Hmmm, good call, it will probably see the history of its chain of thought. My dear coauthor Claude wrote that and I didn't second guess it, I agree it's wrong.
Yep! You might have to show it CoT from previous, non-resampled steps though
It would be crazy to hide that CoT from the monitor.
Why does it know its attempt was replaced? Because it can guess it wouldn't have produced R?
Yep.
If it can tell that, how come it can't guess it specifically would have produced A?
I'm just hypothesizing that the first guessing problem is easier than the second; I intuitively expect that it's a lot easier to notice that something isn't your style than to guess what exactly you would have done (among other things, there are many more bits in "what action did I take" than "did I take this action").
I think this paper was great. I'm very proud of it. It's a bit hard to separate out this paper from the follow-up post arguing for control, but I'll try to.

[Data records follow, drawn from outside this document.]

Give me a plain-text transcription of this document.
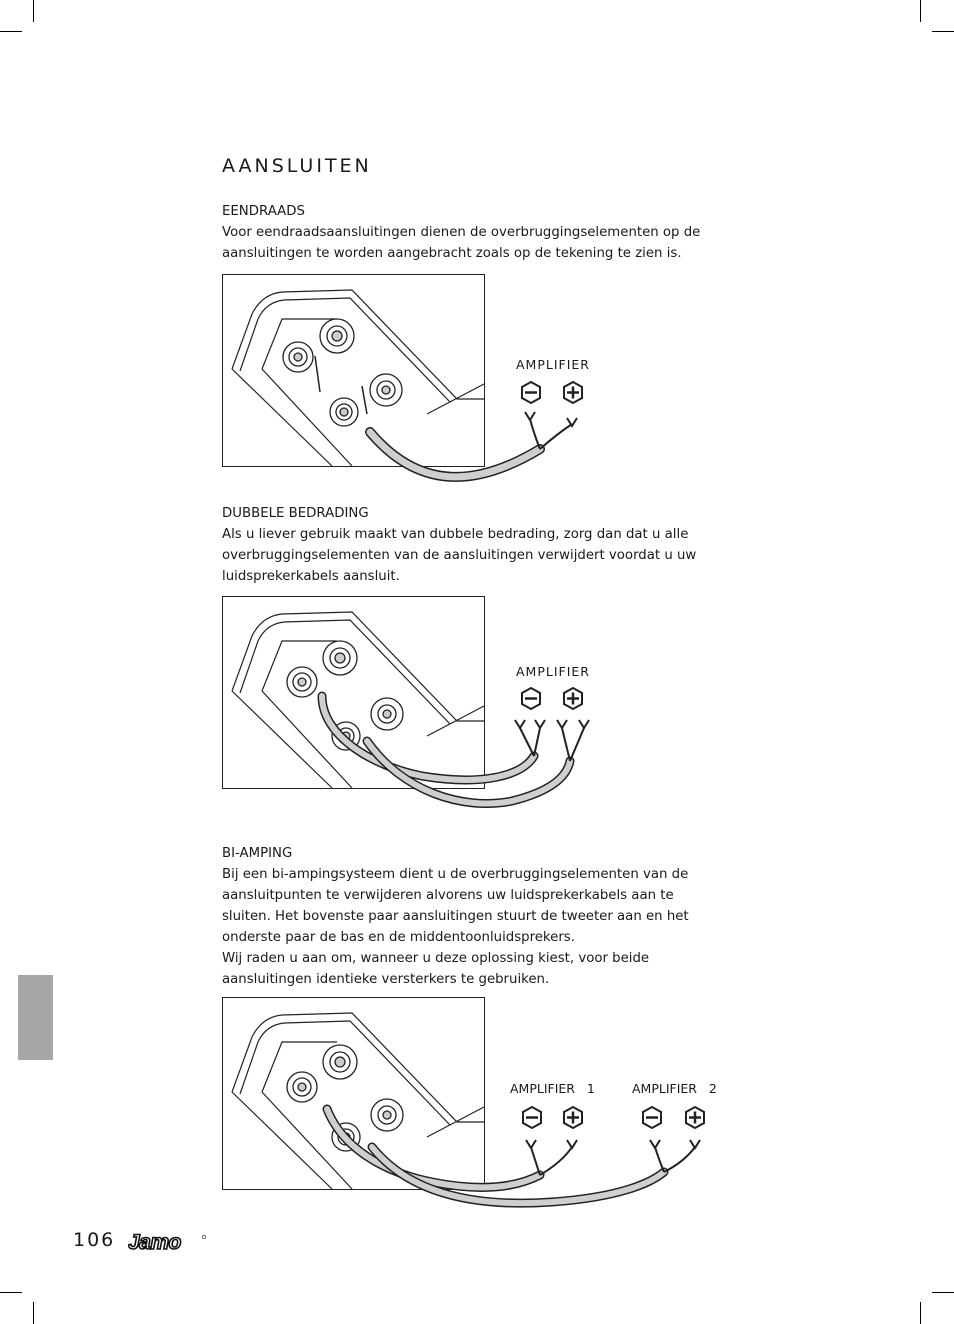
AANSLUITEN

EENDRAADS

Voor eendraadsaansluitingen dienen de overbruggingselementen op de aansluitingen te worden aangebracht zoals op de tekening te zien is.

AMPLIFIER

DUBBELE BEDRADING

Als u liever gebruik maakt van dubbele bedrading, zorg dan dat u alle overbruggingselementen van de aansluitingen verwijdert voordat u uw luidsprekerkabels aansluit.

AMPLIFIER

BI-AMPING

Bij een bi-ampingsysteem dient u de overbruggingselementen van de aansluitpunten te verwijderen alvorens uw luidsprekerkabels aan te sluiten. Het bovenste paar aansluitingen stuurt de tweeter aan en het onderste paar de bas en de middentoonluidsprekers.

Wij raden u aan om, wanneer u deze oplossing kiest, voor beide aansluitingen identieke versterkers te gebruiken.

AMPLIFIER   1	AMPLIFIER   2
106 Jamo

This paper led to a bunch of research by us and other people; it helped AI control become (IMO correctly) one of the main strategies discussed for ensuring safety from scheming AIs. It was accepted as an oral at ICML 2024. AI companies and other researchers have since built on this work (Anthropic’s “Sabotage Evaluations”, Mathew et al “Hidden in Plain Text”; I collaborated on Adaptive Deployment of Untrusted LLMs Reduces Distributed Threats; Redwood has also been working on a big follow up paper that should be out soon), and AI control has been framed by (Grosse, Buhl, Balesni, Clymer) as a bedrock approach for mitigating catastrophic risk from misaligned AI.
My main regret about this paper is that we didn't use defer-to-resample, a technique where you replace suspicious actions with a resample from the untrusted model (as discussed e.g. here). This probably would have been better than the other defer techniques we tried.
I have more regrets about the follow-up post ("The case for ensuring...") than about this post; this post was more straightforward and less ambitious, and so gave us fewer opportunities to stick our necks out making arguments or introducing concepts that we'd later regret.
I'm very excited for more follow-up work on this paper, and I'm working on mentoring such projects and sourcing funding for them.